By coincidence, Jose, I read your article immediately after an article in Sampsonia Magazine about Arizona's attempt to ban a number of books from the public schools: almost all of the books were related to Latin history and culture. I'm sure that the agenda your article outlines for Latina/o theater would scare the bejeezus of the Arizona legislators who voted to ban those books--and the citizens who voted those legislators into office. It's not necessarily a bad thing to put some fear into the hearts of oppressors, but this Anglo backlash does raise a significant question. How can Latina/o theater balance two apparently contradictory impulses: 1) to assert the pride in your culture that Latina/o people very rightly feel, and 2) to make Latina/o majority status in the country "safe" for Anglos and other Americans? I don't know--maybe the second goal isn't something you should worry about just now; after all, your community is currently underrepresented in all kinds of ways, as you point out. And as you fight for a place in the national consciousness, it's almost certain that confrontational tactics will be part of the struggle.But with all respect, as an Anglo myself, I wonder whether another part of the struggle should involve reaching out as well as reaching in. Maybe you feel that's implicit in what you said in the article--from my own reading, I wasn't sure. I think the links are there to be made without in any way validating either the Arizona legislators' conscious and deliberate chauvinism or the more general, unconscious fear of "the other" that the majority population seems to feel.

John, thank your for being part of this ongoing dialogue. It is important to remember that Latina/o theatre (written by Latina/o playwrights in the United States) is as American as Miller or Williams. Anna in the Tropics by Nilo Cruz and Water by the Spoonful by Quiara Alegría Hudes (both Pulitzer prize winning plays) are American plays. Fear of "the other" and plain cultural ignorance has been with us for a while and sadly will continue to hold us back as a society. And yet, challenges as Arizona's attempt to ban books on Latin American history and culture actually present a clear opportunity for artists to further educate a specific community thru the work we create. The work of my Latina/o theatre colleagues is driven by inclusiveness. Look no further than the collaborations we do with those around us. Theatre is the one place where we can come and celebrate our cultural diversity, a diversity that is in fact part of our fiber.jose

What a great inspiring report from what sounds like a truly galvanizing gathering. Hats off to you, Jose, for getting this report out to all of us, and to the wonderful conveners at Arts Emerson and HowlRound for doing this important continuity work. I'm inspired by all this recommitment and salute you from a distance, but look forward to welcoming you back, Jose, to one of your many home bases!

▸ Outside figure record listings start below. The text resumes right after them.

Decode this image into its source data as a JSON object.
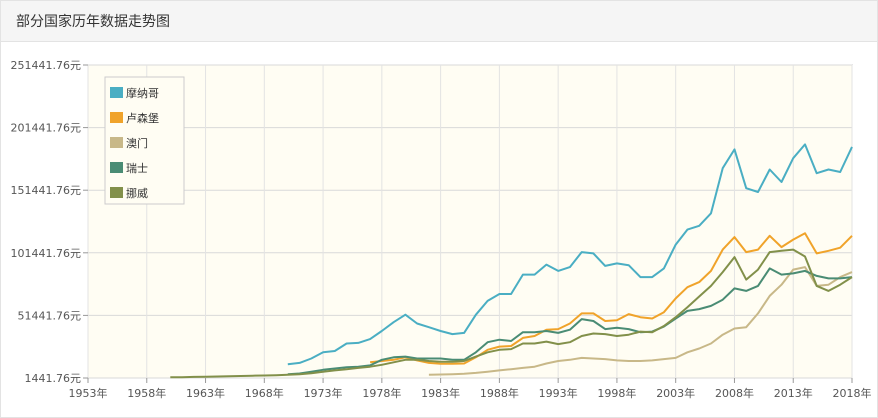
{
  "panel": {
    "title": "部分国家历年数据走势图"
  },
  "chart_data": {
    "type": "line",
    "title": "",
    "xlabel": "",
    "ylabel": "",
    "x": [
      1970,
      1971,
      1972,
      1973,
      1974,
      1975,
      1976,
      1977,
      1978,
      1979,
      1980,
      1981,
      1982,
      1983,
      1984,
      1985,
      1986,
      1987,
      1988,
      1989,
      1990,
      1991,
      1992,
      1993,
      1994,
      1995,
      1996,
      1997,
      1998,
      1999,
      2000,
      2001,
      2002,
      2003,
      2004,
      2005,
      2006,
      2007,
      2008,
      2009,
      2010,
      2011,
      2012,
      2013,
      2014,
      2015,
      2016,
      2017,
      2018
    ],
    "xlim": [
      1953,
      2018
    ],
    "xticks": [
      1953,
      1958,
      1963,
      1968,
      1973,
      1978,
      1983,
      1988,
      1993,
      1998,
      2003,
      2008,
      2013,
      2018
    ],
    "xtick_labels": [
      "1953年",
      "1958年",
      "1963年",
      "1968年",
      "1973年",
      "1978年",
      "1983年",
      "1988年",
      "1993年",
      "1998年",
      "2003年",
      "2008年",
      "2013年",
      "2018年"
    ],
    "ylim": [
      1441.76,
      251441.76
    ],
    "yticks": [
      1441.76,
      51441.76,
      101441.76,
      151441.76,
      201441.76,
      251441.76
    ],
    "ytick_labels": [
      "1441.76元",
      "51441.76元",
      "101441.76元",
      "151441.76元",
      "201441.76元",
      "251441.76元"
    ],
    "grid": true,
    "legend_position": "top-left",
    "series": [
      {
        "name": "摩纳哥",
        "color": "#4aaec3",
        "x": [
          1970,
          1971,
          1972,
          1973,
          1974,
          1975,
          1976,
          1977,
          1978,
          1979,
          1980,
          1981,
          1982,
          1983,
          1984,
          1985,
          1986,
          1987,
          1988,
          1989,
          1990,
          1991,
          1992,
          1993,
          1994,
          1995,
          1996,
          1997,
          1998,
          1999,
          2000,
          2001,
          2002,
          2003,
          2004,
          2005,
          2006,
          2007,
          2008,
          2009,
          2010,
          2011,
          2012,
          2013,
          2014,
          2015,
          2016,
          2017,
          2018
        ],
        "values": [
          12500,
          13500,
          17000,
          22000,
          23000,
          29000,
          29500,
          32500,
          39000,
          46000,
          52000,
          45000,
          42000,
          39000,
          36500,
          37500,
          52000,
          63000,
          68500,
          68500,
          84000,
          84000,
          92000,
          87000,
          90000,
          102000,
          101000,
          91000,
          93000,
          91500,
          82000,
          82000,
          89000,
          108000,
          120000,
          123000,
          133000,
          169000,
          184000,
          153000,
          150000,
          168000,
          158000,
          177000,
          188000,
          165000,
          168000,
          166000,
          186000
        ]
      },
      {
        "name": "卢森堡",
        "color": "#f0a32a",
        "x": [
          1977,
          1978,
          1979,
          1980,
          1981,
          1982,
          1983,
          1984,
          1985,
          1986,
          1987,
          1988,
          1989,
          1990,
          1991,
          1992,
          1993,
          1994,
          1995,
          1996,
          1997,
          1998,
          1999,
          2000,
          2001,
          2002,
          2003,
          2004,
          2005,
          2006,
          2007,
          2008,
          2009,
          2010,
          2011,
          2012,
          2013,
          2014,
          2015,
          2016,
          2017,
          2018
        ],
        "values": [
          14000,
          15000,
          16000,
          18000,
          15500,
          13500,
          12800,
          12800,
          13000,
          18000,
          24000,
          26500,
          27000,
          33500,
          35000,
          40000,
          40500,
          45000,
          53000,
          53000,
          47000,
          47500,
          52500,
          50000,
          49000,
          54000,
          65000,
          74000,
          78000,
          87000,
          104000,
          114000,
          102000,
          104000,
          115000,
          106000,
          112000,
          117000,
          101000,
          103000,
          105500,
          115000
        ]
      },
      {
        "name": "澳门",
        "color": "#c8b888",
        "x": [
          1982,
          1983,
          1984,
          1985,
          1986,
          1987,
          1988,
          1989,
          1990,
          1991,
          1992,
          1993,
          1994,
          1995,
          1996,
          1997,
          1998,
          1999,
          2000,
          2001,
          2002,
          2003,
          2004,
          2005,
          2006,
          2007,
          2008,
          2009,
          2010,
          2011,
          2012,
          2013,
          2014,
          2015,
          2016,
          2017,
          2018
        ],
        "values": [
          4000,
          4200,
          4500,
          4800,
          5500,
          6500,
          7500,
          8500,
          9500,
          10500,
          13000,
          15000,
          16000,
          17500,
          17000,
          16500,
          15500,
          15000,
          15000,
          15500,
          16500,
          17500,
          22000,
          25000,
          29000,
          36000,
          41000,
          42000,
          53000,
          67000,
          76000,
          88000,
          90000,
          75000,
          76000,
          82000,
          86000
        ]
      },
      {
        "name": "瑞士",
        "color": "#4a8c74",
        "x": [
          1970,
          1971,
          1972,
          1973,
          1974,
          1975,
          1976,
          1977,
          1978,
          1979,
          1980,
          1981,
          1982,
          1983,
          1984,
          1985,
          1986,
          1987,
          1988,
          1989,
          1990,
          1991,
          1992,
          1993,
          1994,
          1995,
          1996,
          1997,
          1998,
          1999,
          2000,
          2001,
          2002,
          2003,
          2004,
          2005,
          2006,
          2007,
          2008,
          2009,
          2010,
          2011,
          2012,
          2013,
          2014,
          2015,
          2016,
          2017,
          2018
        ],
        "values": [
          4400,
          5000,
          6500,
          8000,
          9000,
          10000,
          10500,
          11500,
          16000,
          18000,
          18500,
          17000,
          17000,
          17000,
          16000,
          16000,
          22000,
          30000,
          32000,
          31000,
          38000,
          38000,
          39000,
          37500,
          40000,
          48500,
          47000,
          40500,
          41500,
          40500,
          38000,
          38500,
          42500,
          49000,
          55000,
          56500,
          59000,
          64000,
          73000,
          71000,
          75000,
          89000,
          84000,
          85000,
          87000,
          83000,
          81000,
          81000,
          82000
        ]
      },
      {
        "name": "挪威",
        "color": "#82904a",
        "x": [
          1960,
          1961,
          1962,
          1963,
          1964,
          1965,
          1966,
          1967,
          1968,
          1969,
          1970,
          1971,
          1972,
          1973,
          1974,
          1975,
          1976,
          1977,
          1978,
          1979,
          1980,
          1981,
          1982,
          1983,
          1984,
          1985,
          1986,
          1987,
          1988,
          1989,
          1990,
          1991,
          1992,
          1993,
          1994,
          1995,
          1996,
          1997,
          1998,
          1999,
          2000,
          2001,
          2002,
          2003,
          2004,
          2005,
          2006,
          2007,
          2008,
          2009,
          2010,
          2011,
          2012,
          2013,
          2014,
          2015,
          2016,
          2017,
          2018
        ],
        "values": [
          2000,
          2100,
          2300,
          2450,
          2600,
          2850,
          3050,
          3250,
          3400,
          3650,
          4000,
          4500,
          5200,
          6500,
          7500,
          8500,
          9500,
          10500,
          12000,
          14000,
          16000,
          16000,
          15000,
          14500,
          14500,
          15000,
          18500,
          22000,
          24000,
          24500,
          29000,
          29000,
          30500,
          28500,
          30000,
          35000,
          37000,
          36500,
          35000,
          36000,
          38500,
          38000,
          43000,
          50000,
          58000,
          66500,
          75000,
          86000,
          98000,
          80000,
          88000,
          102000,
          103000,
          104000,
          98500,
          75000,
          71000,
          76000,
          82000
        ]
      }
    ]
  }
}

Ari Roth!!My dearest brother! Thank you for reading everything and for your beautiful comment. You were celebrated (loudly) at the convening! Imagine the surprise of all: An artistic director of a Jewish theatre that hired a Puerto Rican to direct Arthur Miller's After the Fall and allowed him to cast Gabriela Fernandez-Coffey as Maggie? What theater is that? THEATER J. The consensus: That kind of bold move kicks some serious butt. Everyone wanted to know how I could have possibly gotten away with such an amazing feat? The simple answer: YOU! Can we clone you?